One year ago this month, who would have thought we would now be marking a full year of global pandemic conditions, living under various degrees of lockdown and adopting new ways of communicating and coping with daily work and life. At ANAMED, at least, perhaps we should have paid closer attention to both ancient and more recent histories, which are rife with recollections of plague and pestilence, quarantines, and divine questioning, as some of our guest speakers and fellows’ blog posts have recently reminded us. Adopting longue durée perspectives encourages us to remember that resilience in the face of such challenges has often led to florescence in the aftermath. Indeed, we will welcome resuming our now-dormant in-person activities once “new normal” conditions allow. For the time being, ANAMED’s dedicated and enthusiastic team has made a seamless transition to online life; they have provided our community with a more robust and regular selection of high-quality offerings than ever.
In addition to the ongoing ANAMED Library Talks series, established in partnership with the Turkish History Foundation, we’ve recently co-sponsored a workshop and hosted several talks. This includes a new talk series that will usually feature past ANAMED collaborators and fellows. Already there is significant interest: for the first two talks alone, more than 500 people from over 30 countries joined us! The increased reach of our activities can certainly be counted among the few positive outcomes of these times. All in all, we aim to offer at least two new and publicly accessible talks per month, in addition to the growing number of archived offerings available on our YouTube and SoundCloud channels.

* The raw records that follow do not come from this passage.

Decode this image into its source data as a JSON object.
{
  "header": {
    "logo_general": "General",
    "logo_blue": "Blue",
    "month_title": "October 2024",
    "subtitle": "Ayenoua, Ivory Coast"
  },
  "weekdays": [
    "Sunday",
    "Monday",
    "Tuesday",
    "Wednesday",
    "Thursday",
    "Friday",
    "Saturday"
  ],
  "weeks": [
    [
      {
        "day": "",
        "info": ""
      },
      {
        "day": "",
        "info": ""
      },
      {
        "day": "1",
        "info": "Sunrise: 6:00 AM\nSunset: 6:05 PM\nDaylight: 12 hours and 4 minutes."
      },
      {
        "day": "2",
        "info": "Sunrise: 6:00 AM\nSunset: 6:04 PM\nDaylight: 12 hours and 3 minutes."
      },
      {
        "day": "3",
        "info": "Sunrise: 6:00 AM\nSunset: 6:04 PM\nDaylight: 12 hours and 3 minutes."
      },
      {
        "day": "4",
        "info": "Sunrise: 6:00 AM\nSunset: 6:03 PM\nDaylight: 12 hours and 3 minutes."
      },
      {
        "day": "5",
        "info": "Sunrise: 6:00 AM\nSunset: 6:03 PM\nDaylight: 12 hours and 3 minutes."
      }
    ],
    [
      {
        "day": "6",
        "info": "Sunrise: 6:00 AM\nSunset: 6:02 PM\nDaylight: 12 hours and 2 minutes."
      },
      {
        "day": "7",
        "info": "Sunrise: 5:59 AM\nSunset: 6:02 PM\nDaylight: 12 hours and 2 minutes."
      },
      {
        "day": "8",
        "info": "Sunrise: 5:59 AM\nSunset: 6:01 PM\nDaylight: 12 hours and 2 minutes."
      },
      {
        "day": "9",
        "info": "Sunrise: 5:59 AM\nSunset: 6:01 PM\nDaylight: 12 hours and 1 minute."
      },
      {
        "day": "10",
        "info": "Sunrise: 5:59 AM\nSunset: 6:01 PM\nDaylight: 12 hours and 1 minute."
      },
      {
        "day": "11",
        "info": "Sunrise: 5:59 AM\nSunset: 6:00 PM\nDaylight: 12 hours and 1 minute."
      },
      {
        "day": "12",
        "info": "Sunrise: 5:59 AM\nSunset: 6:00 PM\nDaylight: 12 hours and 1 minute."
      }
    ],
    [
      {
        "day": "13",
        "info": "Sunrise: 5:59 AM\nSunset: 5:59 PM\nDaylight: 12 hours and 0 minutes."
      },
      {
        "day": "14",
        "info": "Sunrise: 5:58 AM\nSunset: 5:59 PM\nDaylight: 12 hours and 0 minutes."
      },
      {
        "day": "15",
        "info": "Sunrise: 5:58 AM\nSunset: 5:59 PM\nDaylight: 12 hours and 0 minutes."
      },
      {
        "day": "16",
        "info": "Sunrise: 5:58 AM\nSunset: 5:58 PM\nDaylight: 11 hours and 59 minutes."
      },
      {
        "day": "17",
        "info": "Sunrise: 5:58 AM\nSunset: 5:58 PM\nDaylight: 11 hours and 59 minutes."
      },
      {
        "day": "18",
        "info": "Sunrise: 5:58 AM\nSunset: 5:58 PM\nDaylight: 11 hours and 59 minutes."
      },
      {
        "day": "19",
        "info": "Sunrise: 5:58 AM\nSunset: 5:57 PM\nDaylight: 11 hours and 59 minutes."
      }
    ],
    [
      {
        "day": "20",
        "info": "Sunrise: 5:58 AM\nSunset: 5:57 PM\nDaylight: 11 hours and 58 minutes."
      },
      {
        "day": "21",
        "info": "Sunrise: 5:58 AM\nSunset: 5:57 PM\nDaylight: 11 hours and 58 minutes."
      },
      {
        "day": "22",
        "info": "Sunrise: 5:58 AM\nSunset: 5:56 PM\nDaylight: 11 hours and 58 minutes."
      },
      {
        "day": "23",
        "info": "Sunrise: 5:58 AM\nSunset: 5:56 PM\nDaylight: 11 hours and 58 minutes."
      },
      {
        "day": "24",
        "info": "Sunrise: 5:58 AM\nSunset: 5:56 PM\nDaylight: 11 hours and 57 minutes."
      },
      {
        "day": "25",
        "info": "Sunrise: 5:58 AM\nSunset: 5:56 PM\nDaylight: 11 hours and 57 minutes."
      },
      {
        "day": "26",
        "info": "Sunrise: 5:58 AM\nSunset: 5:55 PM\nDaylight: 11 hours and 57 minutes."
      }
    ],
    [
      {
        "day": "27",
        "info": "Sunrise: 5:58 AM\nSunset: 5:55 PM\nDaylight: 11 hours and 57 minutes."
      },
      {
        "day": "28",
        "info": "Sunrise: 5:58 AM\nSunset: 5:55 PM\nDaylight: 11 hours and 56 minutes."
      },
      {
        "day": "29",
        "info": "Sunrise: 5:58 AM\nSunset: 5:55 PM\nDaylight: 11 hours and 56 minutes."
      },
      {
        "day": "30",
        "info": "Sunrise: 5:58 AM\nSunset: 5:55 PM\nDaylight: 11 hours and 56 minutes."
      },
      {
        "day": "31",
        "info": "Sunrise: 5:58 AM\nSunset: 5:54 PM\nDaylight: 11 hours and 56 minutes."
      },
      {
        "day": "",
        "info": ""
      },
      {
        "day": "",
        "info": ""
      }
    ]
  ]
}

We hope that the online format of two symposia scheduled for April—one co-organized in partnership with Charles University and Tübingen University on western Anatolia in the second millennium BCE and the other the 15th International ANAMED Annual Symposium (IAAS) on environment and society in Anatolia—will attract similarly high levels of interest.
Other recent online initiatives include the virtualization of the “Archival Memories: Marcell Restle’s Research in Anatolia and Beyond” exhibition. Our popular past exhibition on “The Curious Case of Çatalhöyük,” too, will soon join our growing list of virtual tours. Meanwhile, the ANAMED Library continues its support of the Koç University research community with online instructional programs, mediated book lending, and scan & deliver services. This has been especially important for our research fellows.
Because ANAMED has remained closed to the public for much of this period, our twelve 2020–2021 regular and joint research fellows have participated remotely from the beginning of the year. Their research presentations during weekly “virtual tea” gatherings have provided regular points of contact to ensure their full inclusion in the ANAMED community despite their physical distance. Joining this group are the two holders of the new German Archaeological Institute (DAI)-ANAMED Joint Fellowships, part of a collaborative project on “Humidity and Society: 8,500 Years of Climate History in Western Anatolia” funded as part of the “Groundcheck” DAI research cluster.
Looking ahead to coming seasons, we’re planning for a continuation of online programming through the spring and summer, at least. Our summer language programs will be offered online, as will all other lecture and training programs. The entire ANAMED team (from library to fellowships, programs to publications) is eager to welcome our community back in person as soon as viable, and when that’s possible, we’ll also have the happy opportunity to introduce you to our newest staff member, Yağmur Civan Uyanık, who joins us as an administrative assistant. Until then, we wish health and well-being to our entire community with the hope of seeing you at one of our many online offerings over the coming months.